Sharing details on a recent incident impacting one of our customers

Incident nature and scope

  • Many were surprised the failure was entirely on Google Cloud’s side, not customer misconfiguration.
  • Clarification that a GCVE (managed VMware) private cloud in one region was deleted, not the entire GCP account, reassured some but still seen as catastrophic.
  • Some doubt Google’s claim that this was the first such incident, arguing it’s unlikely a multi‑billion fund was the first affected.

Root cause, defaults, and internal tools

  • Strong criticism that an internal tool allowed a blank parameter to default to “auto‑delete after a year,” and that this could bypass usual safety checks.
  • Several see this as a systemic process failure, not an isolated bug: internal tools are perceived as under‑scrutinized “tech debt” compared with public APIs.
  • Others note Google’s fix (removing the manual operation and further automating deployment) addresses this specific path but not necessarily broader classes of errors.

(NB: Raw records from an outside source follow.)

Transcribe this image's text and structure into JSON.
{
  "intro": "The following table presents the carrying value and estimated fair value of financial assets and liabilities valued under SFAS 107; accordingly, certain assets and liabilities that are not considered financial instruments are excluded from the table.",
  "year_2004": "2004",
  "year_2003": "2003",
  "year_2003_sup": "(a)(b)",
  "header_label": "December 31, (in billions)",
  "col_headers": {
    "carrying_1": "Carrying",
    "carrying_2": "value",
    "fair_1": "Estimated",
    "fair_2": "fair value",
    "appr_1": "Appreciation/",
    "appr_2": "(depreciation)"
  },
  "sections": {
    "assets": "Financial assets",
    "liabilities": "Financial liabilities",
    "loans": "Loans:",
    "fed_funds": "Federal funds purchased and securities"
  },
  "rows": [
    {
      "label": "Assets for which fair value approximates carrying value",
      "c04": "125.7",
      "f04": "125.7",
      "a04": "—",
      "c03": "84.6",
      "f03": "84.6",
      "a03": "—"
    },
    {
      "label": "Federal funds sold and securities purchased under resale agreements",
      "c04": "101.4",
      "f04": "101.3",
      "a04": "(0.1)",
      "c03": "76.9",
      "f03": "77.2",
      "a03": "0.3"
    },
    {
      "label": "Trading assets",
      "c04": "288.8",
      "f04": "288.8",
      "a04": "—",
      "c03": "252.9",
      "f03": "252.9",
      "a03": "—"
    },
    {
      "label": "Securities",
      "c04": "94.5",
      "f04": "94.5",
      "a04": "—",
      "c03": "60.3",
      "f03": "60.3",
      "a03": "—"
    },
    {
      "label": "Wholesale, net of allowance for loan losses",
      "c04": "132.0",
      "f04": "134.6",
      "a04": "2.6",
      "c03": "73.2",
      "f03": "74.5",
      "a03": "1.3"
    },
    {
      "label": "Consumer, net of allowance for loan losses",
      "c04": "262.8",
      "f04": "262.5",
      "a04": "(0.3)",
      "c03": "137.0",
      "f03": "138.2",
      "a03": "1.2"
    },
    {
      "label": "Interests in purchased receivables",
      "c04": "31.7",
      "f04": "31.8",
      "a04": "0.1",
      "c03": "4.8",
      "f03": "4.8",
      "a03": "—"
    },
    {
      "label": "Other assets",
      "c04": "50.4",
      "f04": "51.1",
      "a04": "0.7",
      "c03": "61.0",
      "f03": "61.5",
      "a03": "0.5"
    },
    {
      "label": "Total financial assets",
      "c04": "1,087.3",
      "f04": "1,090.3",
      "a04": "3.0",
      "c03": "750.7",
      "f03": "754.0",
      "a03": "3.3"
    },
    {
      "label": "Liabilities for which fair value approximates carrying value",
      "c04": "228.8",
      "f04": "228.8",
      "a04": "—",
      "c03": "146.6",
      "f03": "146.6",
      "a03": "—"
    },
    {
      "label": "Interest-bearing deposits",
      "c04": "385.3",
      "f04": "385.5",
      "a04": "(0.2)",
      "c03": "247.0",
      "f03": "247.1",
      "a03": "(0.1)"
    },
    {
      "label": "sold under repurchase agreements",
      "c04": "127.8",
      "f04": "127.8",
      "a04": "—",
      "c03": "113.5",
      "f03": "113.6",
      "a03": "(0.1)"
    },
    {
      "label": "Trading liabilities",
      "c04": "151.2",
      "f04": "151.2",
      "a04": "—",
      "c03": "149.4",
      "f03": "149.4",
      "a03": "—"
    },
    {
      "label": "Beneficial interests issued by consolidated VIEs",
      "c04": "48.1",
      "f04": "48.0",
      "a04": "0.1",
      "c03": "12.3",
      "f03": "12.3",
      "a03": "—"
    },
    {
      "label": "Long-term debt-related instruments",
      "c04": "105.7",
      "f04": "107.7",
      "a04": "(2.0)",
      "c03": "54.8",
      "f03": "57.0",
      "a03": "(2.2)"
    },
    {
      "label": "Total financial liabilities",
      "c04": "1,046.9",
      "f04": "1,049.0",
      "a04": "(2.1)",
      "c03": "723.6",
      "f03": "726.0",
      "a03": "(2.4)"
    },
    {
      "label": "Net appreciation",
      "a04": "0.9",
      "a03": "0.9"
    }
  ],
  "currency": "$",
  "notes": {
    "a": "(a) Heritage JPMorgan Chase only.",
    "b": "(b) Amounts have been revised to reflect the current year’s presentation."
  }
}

Safeguards, deletion semantics, and proposed mitigations

  • Many are alarmed that there was no soft delete, advance notification, or human approval before deleting an active, large tenant.
  • Suggested mitigations:
    • Soft‑delete/“disabled but recoverable” state before permanent deletion.
    • Mandatory pre‑deletion customer notifications, regardless of trigger.
    • Human review for large or in‑use service terminations.
    • Cross‑cloud or external backup options as first‑class features.
  • Debate over soft delete: some see it as “enterprise 101”; others point to complexity and data‑protection concerns, but most agree high‑level soft delete for entire services is reasonable.

Backups and cross‑cloud resilience

  • The customer’s off‑platform or third‑party backups are viewed as the real savior; this prompts strong advocacy for off‑cloud or cross‑cloud backups.
  • Some note regulators force such redundancy in financial sectors; many less‑regulated users likely lack this protection.

Trust in GCP vs AWS/Azure

  • Repeated claims that AWS is still the reliability “gold standard,” Azure has security issues, and GCP lags in maturity and rigor.
  • Some argue all large providers have serious “war stories”; what matters is quality of postmortems and systemic fixes.

Google’s postmortem, culture, and communication

  • Many see the postmortem as defensive, focused on denying systemic issues rather than deep remediation.
  • Critiques include:
    • Lack of broader audits of deletion workflows beyond GCVE.
    • Overly self‑congratulatory tone (“most resilient cloud”) despite the failure.
    • Nameless, corporate voice instead of accountable leadership sign‑off.
  • Speculation that the customer received substantial credits or compensation; details remain unclear.